Dans cette correspondance, le FCST demande aussi au gouvernement de ne retenir que quatre des 19 infractions contre lesquelles la police sévira. « Le permis à points actuel comporte certains points que le conducteur ne peut assumer. L’état des routes et les mauvaises infrastructures routières mettent en danger le permis de conduire. Le gouvernement devrait s’assurer que nos routes soient correctes avant d’appliquer le permis à points », soutient-il.
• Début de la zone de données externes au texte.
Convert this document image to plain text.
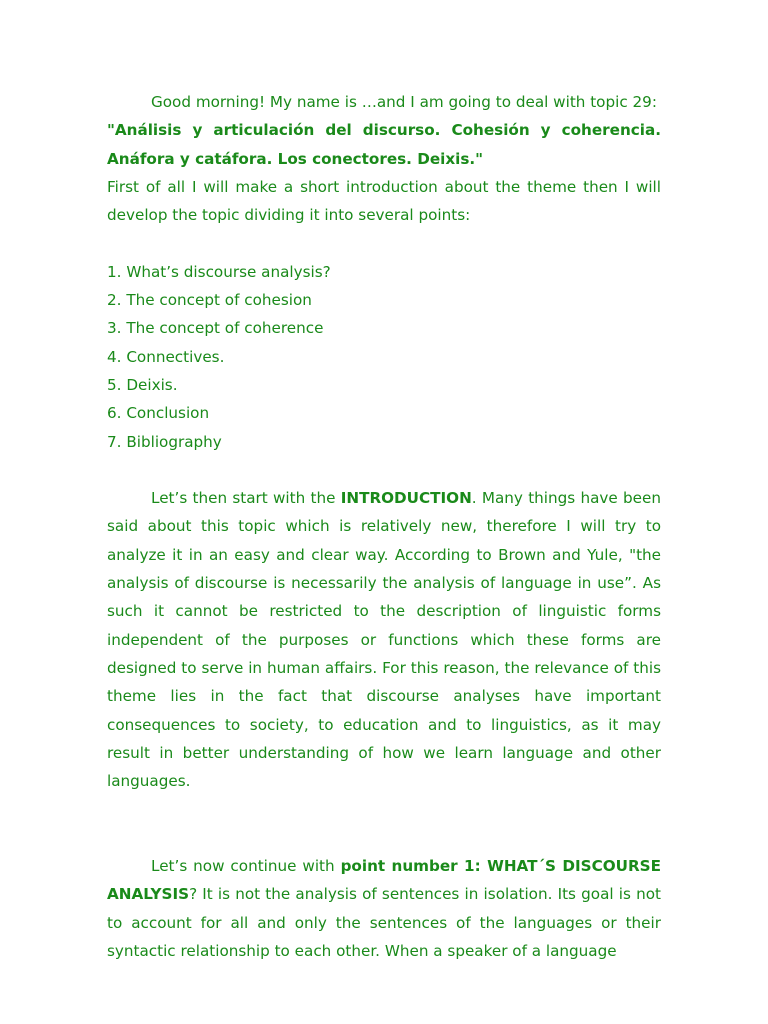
Good morning! My name is …and I am going to deal with topic 29:

"Análisis y articulación del discurso. Cohesión y coherencia.

Anáfora y catáfora. Los conectores. Deixis."

First of all I will make a short introduction about the theme then I will develop the topic dividing it into several points:

1. What’s discourse analysis?
2. The concept of cohesion
3. The concept of coherence
4. Connectives.
5. Deixis.
6. Conclusion
7. Bibliography

Let’s then start with the INTRODUCTION. Many things have been said about this topic which is relatively new, therefore I will try to analyze it in an easy and clear way. According to Brown and Yule, "the analysis of discourse is necessarily the analysis of language in use”. As such it cannot be restricted to the description of linguistic forms independent of the purposes or functions which these forms are designed to serve in human affairs. For this reason, the relevance of this theme lies in the fact that discourse analyses have important consequences to society, to education and to linguistics, as it may result in better understanding of how we learn language and other languages.

Let’s now continue with point number 1: WHAT´S DISCOURSE ANALYSIS? It is not the analysis of sentences in isolation. Its goal is not to account for all and only the sentences of the languages or their syntactic relationship to each other. When a speaker of a language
Les quatre infractions à être retenues dans ce contexte sont la conduite en état d’ivresse, l’excès de vitesse, l’utilisation du téléphone au volant et la conduite dangereuse ; « Celles-ci portent atteinte à la vie d’autrui », affirme pour sa part Georges Ah Yan, président du Forum des Citoyens Libres (FCL).
Le FCST dit cependant ne pas être contre le permis à points, mais sous certaines conditions. « Nous sommes certains qu’avec le gouvernement nous pouvons trouver un consensus où tous en sortiront gagnants », ajoute-t-il. Le front commun réclame par ailleurs que la validité du permis à point soit réduite de 36 à 24 mois.